A declaração foi feita nas redes sociais, onde Pezeshkian destacou que a decisão leva em conta pedidos de países da região interessados em reduzir a instabilidade. A missão de preparar o terreno ficou a cargo do ministro das Relações Exteriores, com a orientação de buscar conversas “equitativas e justas”, desde que os interesses nacionais iranianos sejam preservados.
O anúncio ocorre em meio à retomada das tensões entre Teerã e Washington. O presidente dos Estados Unidos, Donald Trump, voltou a mencionar a possibilidade de um ataque militar caso o Irã não aceite negociar um novo acordo nuclear. Como demonstração de força, os EUA reforçaram a presença militar na região, incluindo o envio de um porta-aviões e caças de última geração.
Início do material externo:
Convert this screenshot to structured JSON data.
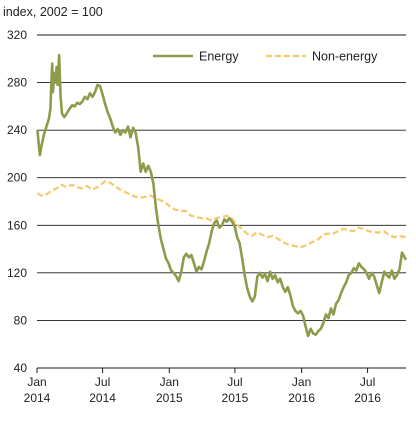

Do lado iraniano, a resposta tem sido cautelosa, porém firme. Autoridades reiteram que não negociam sob pressão. O chanceler Abbas Araghchi afirmou que qualquer conversa depende da retirada prévia de ameaças, enquanto o conselheiro Ali Shamkhani alertou que uma agressão seria vista como o início de uma guerra.
O pano de fundo dessa escalada inclui protestos internos no Irã, reprimidos com violência no início do ano, agravando ainda mais o clima político e diplomático.